Even as the shrade attack began the flooring directly in front of each of the major exits heaved upward. Violent tremors shook the hall. Then there was a quiet moment, a lull, during which the crowd milled in fearful anticipation. The swelling numbers at the exits hesitated, uncertain. What might lurk in the darkened corridors? Even Zimmerman found himself crouching down behind his podium, listening to the floor, watching the swaying chandeliers. Everyone waited with pounding hearts for whatever new form this bizarre attack might take.

Finally, the moment came. Like surfacing whales, the heads of the great umulks burst through the maroon carpet, spraying plumes of dirt and dust. Tables were overturned, tossing their contents and the people sitting at them about like toys. With earth and bricks rolling from their huge heads the umulks took the opportunity to snap up fallen men, women and children where they lay. The crowd surged forward then realized the exits were blocked by these new monsters and fell back. In their midst more wriggling shrades dropped, tackling anyone they could catch. Utter panic swept the hall.

To their credit, the militia officers were somewhat faster to react to the unexpected attack than perhaps your typical group of humans might have done. Working in teams, they counterattacked the shrades, pulling them from victims, stabbing them with forks and table knives. Many had brought weapons; pistol shots and the booming of Wu hand-cannons reverberated from the walls. Many of the shrades were destroyed, but only after leaving dozens of crushed corpses in their wake.

Then the great umulks withdrew their fantastic snouts, sliding back down into the earth like worms slipping into their burrows. For a few seconds there was a pause, during which an enterprising few undertook to escape through the exits. Only a handful managed to dash into the kitchens or reach the corridor leading to the visitors lobby before squads of killbeasts boiled up from the great black holes. Moving with terrifying speed, teams of killbeasts shredded everyone near the holes then stood guard while more squads climbed up into the hall and formed up ranks.

The humans took this time to maneuver. The officers armed themselves as they could and moved to the front, forming a circle around the spouses and children. Here and there a militia officer shouted orders; crude incomplete barricades were thrown up using the long banquet tables. Several marksmen, getting over their shock, put their pistols to good use by squeezing off round after round into the growing mass of killbeasts.

Then a different sort of alien appeared at the mouth of one of the holes. Strange bulbous pods, assumably optical organs, extended up from his misshapen head, waving about disconcertingly in their cusps.

* * *

The nife surveyed the scene with neural thrills coursing through his frontal lobes. Here was a glorious victory for the Imperium in the making. The human fortress had been breached and the core of leaders taken almost without a fight. The nife felt sure that his brain would experience chemical euphoria later tonight due to this great military coup. His genes would see to it that he was rewarded for masterminding this bold stroke.

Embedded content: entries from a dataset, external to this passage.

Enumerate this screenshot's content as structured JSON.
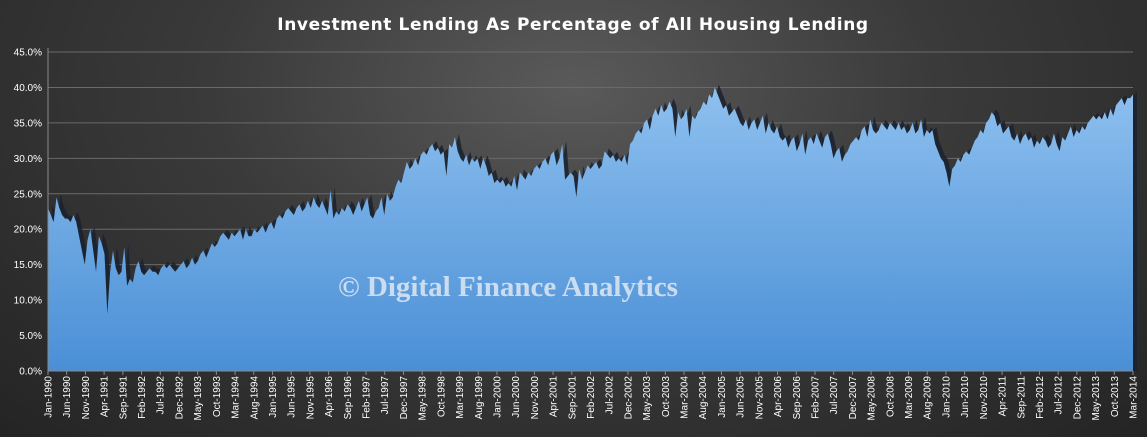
{
  "chart_data": {
    "type": "area",
    "title": "Investment Lending As Percentage of All Housing Lending",
    "watermark": "© Digital Finance Analytics",
    "xlabel": "",
    "ylabel": "",
    "ylim": [
      0,
      45
    ],
    "yticks": [
      "0.0%",
      "5.0%",
      "10.0%",
      "15.0%",
      "20.0%",
      "25.0%",
      "30.0%",
      "35.0%",
      "40.0%",
      "45.0%"
    ],
    "xticks": [
      "Jan-1990",
      "Jun-1990",
      "Nov-1990",
      "Apr-1991",
      "Sep-1991",
      "Feb-1992",
      "Jul-1992",
      "Dec-1992",
      "May-1993",
      "Oct-1993",
      "Mar-1994",
      "Aug-1994",
      "Jan-1995",
      "Jun-1995",
      "Nov-1995",
      "Apr-1996",
      "Sep-1996",
      "Feb-1997",
      "Jul-1997",
      "Dec-1997",
      "May-1998",
      "Oct-1998",
      "Mar-1999",
      "Aug-1999",
      "Jan-2000",
      "Jun-2000",
      "Nov-2000",
      "Apr-2001",
      "Sep-2001",
      "Feb-2002",
      "Jul-2002",
      "Dec-2002",
      "May-2003",
      "Oct-2003",
      "Mar-2004",
      "Aug-2004",
      "Jan-2005",
      "Jun-2005",
      "Nov-2005",
      "Apr-2006",
      "Sep-2006",
      "Feb-2007",
      "Jul-2007",
      "Dec-2007",
      "May-2008",
      "Oct-2008",
      "Mar-2009",
      "Aug-2009",
      "Jan-2010",
      "Jun-2010",
      "Nov-2010",
      "Apr-2011",
      "Sep-2011",
      "Feb-2012",
      "Jul-2012",
      "Dec-2012",
      "May-2013",
      "Oct-2013",
      "Mar-2014"
    ],
    "x_start": "Jan-1990",
    "x_end": "Mar-2014",
    "grid": true,
    "legend": "none",
    "fill_color_top": "#8ec0ef",
    "fill_color_bottom": "#4a8fd6",
    "shadow_color": "#1a2230",
    "series": [
      {
        "values": [
          23.0,
          22.0,
          21.0,
          24.5,
          23.0,
          22.0,
          21.5,
          21.5,
          21.0,
          22.0,
          21.0,
          19.0,
          17.0,
          15.0,
          18.5,
          20.0,
          17.0,
          14.0,
          19.0,
          18.0,
          16.5,
          8.0,
          14.0,
          17.0,
          14.5,
          13.5,
          14.0,
          17.5,
          12.0,
          13.0,
          12.5,
          14.5,
          15.5,
          14.0,
          13.5,
          14.0,
          14.5,
          14.0,
          14.0,
          13.5,
          14.5,
          15.0,
          14.5,
          15.0,
          14.5,
          14.0,
          14.5,
          15.0,
          15.5,
          14.5,
          15.0,
          16.0,
          15.0,
          15.5,
          16.5,
          17.0,
          16.0,
          17.0,
          18.0,
          17.5,
          18.0,
          19.0,
          19.5,
          19.0,
          18.5,
          19.5,
          19.0,
          19.5,
          20.0,
          18.5,
          20.0,
          19.0,
          19.0,
          20.0,
          19.5,
          20.0,
          20.5,
          19.5,
          20.5,
          21.0,
          20.0,
          21.5,
          22.0,
          21.5,
          22.5,
          23.0,
          22.5,
          22.0,
          23.0,
          23.5,
          22.5,
          23.0,
          24.0,
          23.0,
          24.5,
          23.5,
          23.0,
          24.0,
          23.0,
          22.0,
          25.5,
          21.5,
          22.5,
          22.0,
          23.0,
          22.5,
          23.5,
          23.0,
          22.0,
          23.0,
          24.0,
          22.5,
          23.5,
          24.5,
          22.0,
          21.5,
          22.5,
          23.0,
          24.5,
          22.0,
          25.0,
          24.0,
          24.5,
          26.0,
          27.0,
          26.5,
          28.0,
          29.5,
          28.5,
          29.0,
          30.0,
          29.0,
          30.5,
          31.0,
          30.5,
          31.5,
          32.0,
          31.0,
          31.5,
          30.5,
          31.0,
          27.5,
          32.0,
          31.5,
          33.0,
          31.0,
          30.0,
          29.5,
          30.5,
          29.0,
          30.0,
          29.5,
          30.0,
          28.5,
          30.0,
          29.0,
          27.5,
          28.0,
          26.5,
          27.0,
          26.5,
          27.0,
          26.0,
          26.5,
          26.0,
          27.5,
          25.5,
          28.0,
          27.5,
          27.0,
          28.0,
          27.5,
          28.5,
          29.0,
          28.5,
          29.5,
          30.0,
          29.0,
          30.5,
          31.0,
          29.0,
          30.0,
          32.0,
          27.0,
          27.5,
          28.0,
          27.5,
          24.5,
          28.5,
          27.0,
          28.0,
          29.0,
          28.5,
          29.0,
          29.5,
          28.5,
          29.0,
          31.0,
          30.5,
          30.0,
          30.5,
          29.5,
          30.0,
          29.5,
          30.5,
          29.0,
          32.0,
          32.5,
          33.5,
          34.0,
          33.5,
          35.0,
          35.5,
          34.0,
          36.0,
          37.0,
          36.0,
          37.5,
          36.5,
          37.0,
          38.0,
          37.0,
          33.0,
          36.5,
          35.5,
          36.0,
          37.0,
          33.0,
          36.0,
          35.5,
          36.5,
          37.0,
          38.0,
          37.5,
          39.0,
          38.5,
          40.0,
          39.0,
          38.0,
          37.0,
          37.5,
          36.0,
          36.5,
          37.0,
          36.0,
          35.0,
          34.5,
          35.5,
          34.0,
          35.0,
          35.5,
          34.0,
          35.0,
          36.0,
          33.5,
          35.0,
          34.0,
          33.5,
          34.5,
          33.0,
          32.5,
          33.0,
          31.5,
          32.5,
          33.0,
          31.0,
          32.0,
          33.5,
          30.5,
          32.5,
          33.0,
          32.0,
          33.5,
          32.5,
          31.5,
          33.0,
          33.5,
          32.0,
          30.0,
          31.0,
          31.5,
          29.5,
          30.5,
          31.0,
          32.0,
          32.5,
          33.0,
          32.5,
          34.0,
          34.5,
          33.0,
          35.5,
          34.0,
          33.5,
          34.0,
          35.0,
          34.5,
          34.0,
          35.0,
          34.5,
          34.0,
          35.0,
          34.0,
          34.5,
          33.5,
          34.0,
          35.0,
          33.5,
          34.0,
          35.5,
          33.0,
          34.0,
          33.5,
          34.0,
          32.0,
          31.0,
          30.0,
          29.5,
          28.0,
          26.0,
          28.5,
          29.0,
          30.0,
          29.5,
          30.5,
          31.0,
          30.5,
          31.5,
          32.5,
          33.0,
          34.0,
          33.5,
          35.0,
          35.5,
          36.5,
          36.0,
          34.5,
          35.0,
          33.5,
          34.0,
          34.5,
          33.0,
          32.5,
          33.5,
          32.0,
          33.0,
          33.5,
          32.5,
          33.0,
          31.5,
          32.5,
          32.0,
          33.0,
          32.5,
          31.5,
          32.0,
          33.5,
          32.0,
          31.0,
          33.0,
          32.5,
          33.5,
          34.5,
          33.0,
          34.0,
          33.5,
          34.5,
          34.0,
          35.0,
          35.5,
          36.0,
          35.5,
          36.0,
          35.5,
          36.5,
          35.5,
          37.0,
          36.0,
          37.5,
          38.0,
          38.5,
          37.5,
          38.5,
          38.5,
          39.0
        ]
      }
    ]
  }
}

He hesitated only a moment before sending the amassed killbeast squadrons to slaughter the enemy. Something about the aliens and their variations in preparedness concerned him. He could understand why they had virtually no defenses against underground invasion, as they were clearly arboreal descendants. But why had the spaceport been so obviously gearing for combat while the central defense fortress itself was apparently engaging in festivities? The unpredictable vertebrates seemed astoundingly clever one moment and pathetically idiotic the next.

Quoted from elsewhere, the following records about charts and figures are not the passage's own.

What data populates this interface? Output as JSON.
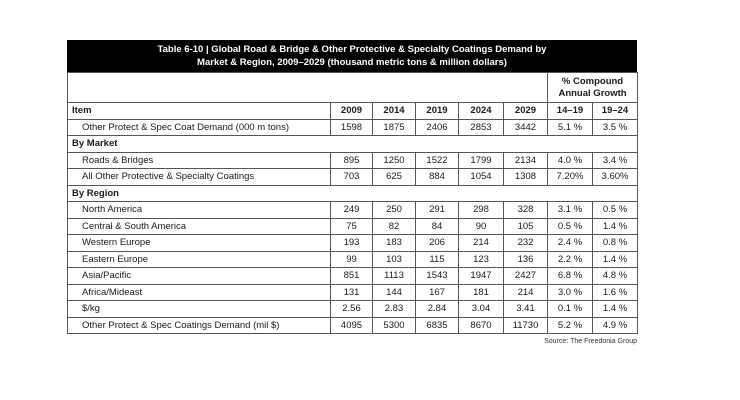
{
  "title_line1": "Table 6-10 | Global Road & Bridge & Other Protective & Specialty Coatings Demand by",
  "title_line2": "Market & Region, 2009–2029 (thousand metric tons & million dollars)",
  "cagr_header_line1": "% Compound",
  "cagr_header_line2": "Annual Growth",
  "columns": {
    "item": "Item",
    "y2009": "2009",
    "y2014": "2014",
    "y2019": "2019",
    "y2024": "2024",
    "y2029": "2029",
    "g1": "14–19",
    "g2": "19–24"
  },
  "rows": [
    {
      "label": "Other Protect & Spec Coat Demand (000 m tons)",
      "v": [
        "1598",
        "1875",
        "2406",
        "2853",
        "3442",
        "5.1 %",
        "3.5 %"
      ]
    },
    {
      "section": "By Market"
    },
    {
      "label": "Roads & Bridges",
      "v": [
        "895",
        "1250",
        "1522",
        "1799",
        "2134",
        "4.0 %",
        "3.4 %"
      ]
    },
    {
      "label": "All Other Protective & Specialty Coatings",
      "v": [
        "703",
        "625",
        "884",
        "1054",
        "1308",
        "7.20%",
        "3.60%"
      ]
    },
    {
      "section": "By Region"
    },
    {
      "label": "North America",
      "v": [
        "249",
        "250",
        "291",
        "298",
        "328",
        "3.1 %",
        "0.5 %"
      ]
    },
    {
      "label": "Central & South America",
      "v": [
        "75",
        "82",
        "84",
        "90",
        "105",
        "0.5 %",
        "1.4 %"
      ]
    },
    {
      "label": "Western Europe",
      "v": [
        "193",
        "183",
        "206",
        "214",
        "232",
        "2.4 %",
        "0.8 %"
      ]
    },
    {
      "label": "Eastern Europe",
      "v": [
        "99",
        "103",
        "115",
        "123",
        "136",
        "2.2 %",
        "1.4 %"
      ]
    },
    {
      "label": "Asia/Pacific",
      "v": [
        "851",
        "1113",
        "1543",
        "1947",
        "2427",
        "6.8 %",
        "4.8 %"
      ]
    },
    {
      "label": "Africa/Mideast",
      "v": [
        "131",
        "144",
        "167",
        "181",
        "214",
        "3.0 %",
        "1.6 %"
      ]
    },
    {
      "label": "$/kg",
      "v": [
        "2.56",
        "2.83",
        "2.84",
        "3.04",
        "3.41",
        "0.1 %",
        "1.4 %"
      ]
    },
    {
      "label": "Other Protect & Spec Coatings Demand (mil $)",
      "v": [
        "4095",
        "5300",
        "6835",
        "8670",
        "11730",
        "5.2 %",
        "4.9 %"
      ]
    }
  ],
  "source": "Source: The Freedonia Group"
}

Unable to answer the riddles inherent in the actions of the enemy, the nife decided it was time to finish the taking of the fortress. With a single chirrup of code, he signaled the killbeasts to perform their prime function. The gray leaping forms moved to their tasks with relish. The crude barricades were bounded over or simply plowed through. The reptilian killbeasts kicked out with their deadly bladed feet, neatly decapitating and disemboweling anyone that resisted their advance.